Многие писатели находят, что отмена смертной казни служит признаком прогресса. Один остроумный автор по этому поводу заметил:
— Уничтожим смертную казнь, пожалуй! Тогда пусть господа убийцы принимаются за дело.
Отбросив всякие философствования, надо признать, что казнь сама по себе возмутительна. Меня это зрелище впечатлило в юности до такой степени, что я до сих пор не могу позабыть эту ужасную сцену.
Как и все дети моего возраста, я порой толкался на Гревской площади. Но однажды я заметил там страшную машину с окровавленными столбами. Было около десяти часов утра, а на четыре часа была назначена казнь одного портного, убившего в минуту ревности свою любовницу. Аркольского моста еще не существовало, и у Сены еще не было столь великолепной набережной. Некоторые прохожие останавливались. Да и я не мог оторвать глаз от изобретения доктора Гильотена; я все рассматривал лестницу, доску, да и весь механизм с любопытством, смешанным с ужасом. Мне чудовищно хотелось видеть все. Декорации были готовы, недоставало только актеров. Погода стояла превосходная, железо, готовое оборвать чье-то существование, блестело на солнце, и я спрашивал себя, как может умереть человек, когда кругом все полно жизни.
Понемногу Гревская площадь наполнялась любопытными зеваками, подобными мне. Вот появился вооруженный саблями отряд жандармов и принялся очищать площадь от народа. Едва волнение поутихло, как я услышал крик: «Вот он!» И действительно, вскоре показалась телега, сопровождаемая солдатами. Когда она остановилась, палач и его помощники завладели своей жертвой, которой сделалось дурно при виде эшафота. Аббат поспешно сошел со ступенек, подавая преступнику распятие. Часы пробили четыре. Сансон спустил крючок, нож упал, и глухой звук, по принятому обычаю, вместе с целым потоком крови возвестил народу о том, что «справедливость восстановлена». Красные корзины наскоро прикрыли и положили в тележку, которая тут же отправилась в путь, будто стыдясь своей печальной поклажи.
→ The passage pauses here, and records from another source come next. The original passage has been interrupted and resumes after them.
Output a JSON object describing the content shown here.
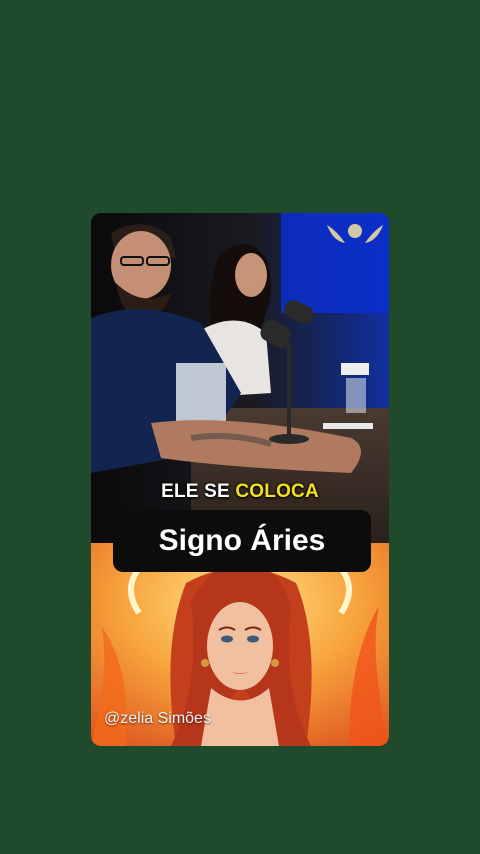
{
  "video": {
    "caption_prefix": "ELE SE",
    "caption_highlight": "COLOCA",
    "title": "Signo Áries",
    "watermark": "@zelia Simões"
  },
  "colors": {
    "background": "#1f4a2c",
    "highlight": "#f4e11a",
    "pill": "#0c0c0c"
  }
}
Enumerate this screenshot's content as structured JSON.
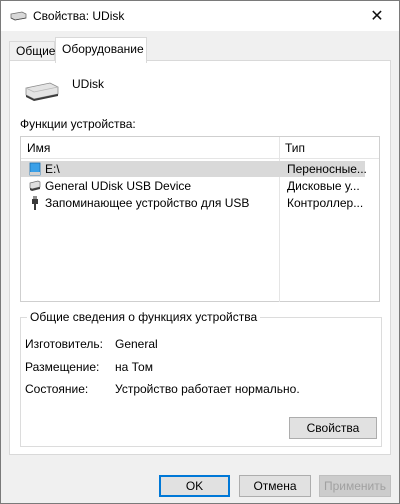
{
  "window": {
    "title": "Свойства: UDisk"
  },
  "tabs": [
    {
      "label": "Общие",
      "active": false
    },
    {
      "label": "Оборудование",
      "active": true
    }
  ],
  "device": {
    "name": "UDisk",
    "icon": "usb-drive-icon"
  },
  "functions": {
    "label": "Функции устройства:",
    "columns": [
      "Имя",
      "Тип"
    ],
    "rows": [
      {
        "name": "E:\\",
        "type": "Переносные...",
        "icon": "volume-icon",
        "selected": true
      },
      {
        "name": "General UDisk USB Device",
        "type": "Дисковые у...",
        "icon": "disk-icon",
        "selected": false
      },
      {
        "name": "Запоминающее устройство для USB",
        "type": "Контроллер...",
        "icon": "usb-plug-icon",
        "selected": false
      }
    ]
  },
  "summary": {
    "title": "Общие сведения о функциях устройства",
    "manufacturer_label": "Изготовитель:",
    "manufacturer_value": "General",
    "location_label": "Размещение:",
    "location_value": "на Том",
    "status_label": "Состояние:",
    "status_value": "Устройство работает нормально.",
    "properties_button": "Свойства"
  },
  "footer": {
    "ok": "OK",
    "cancel": "Отмена",
    "apply": "Применить"
  },
  "colors": {
    "accent": "#0078d7",
    "selection": "#d9d9d9"
  }
}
Потом все было вымыто и разобрано. Эта сцена продолжалась часа два, и я не упустил ни одной подробности. Что меня особенно поразило, так это убийственное хладнокровие, с которым Сансон рассматривал только что снятую с казненного одежду, и та педантичность, с которой он вытирал лезвие ножа. Он напомнил мне цирюльника, вытирающего бритву, не находя, по-видимому, никакой разницы между мыльной водой и человеческой кровью. По окончании этого действа толпа начала молча расходиться. Это был первый и последний раз, когда я видел подобную казнь; ни разу за всю мою жизнь у меня не возникало желания посмотреть на это вновь.
Но мне вполне понятны и хвастовство убийц, и то бесстыдство, с которым они восходят на эшафот, зная, что на них смотрят тысячи любопытных.
На это ли рассчитывали законодатели? Мне кажется, — и я не одинок в своем мнении, — что казнь без всех этих приготовлений, внутри тюрьмы, гораздо лучше достигала бы своей цели, не давая повода ни к какому чванству. Ласенер и Пульман были бы неприятно удивлены в день казни тем, что толпа не так велика, как они думали. Они сочли бы неблагодарностью равнодушное отношение публики к их смерти.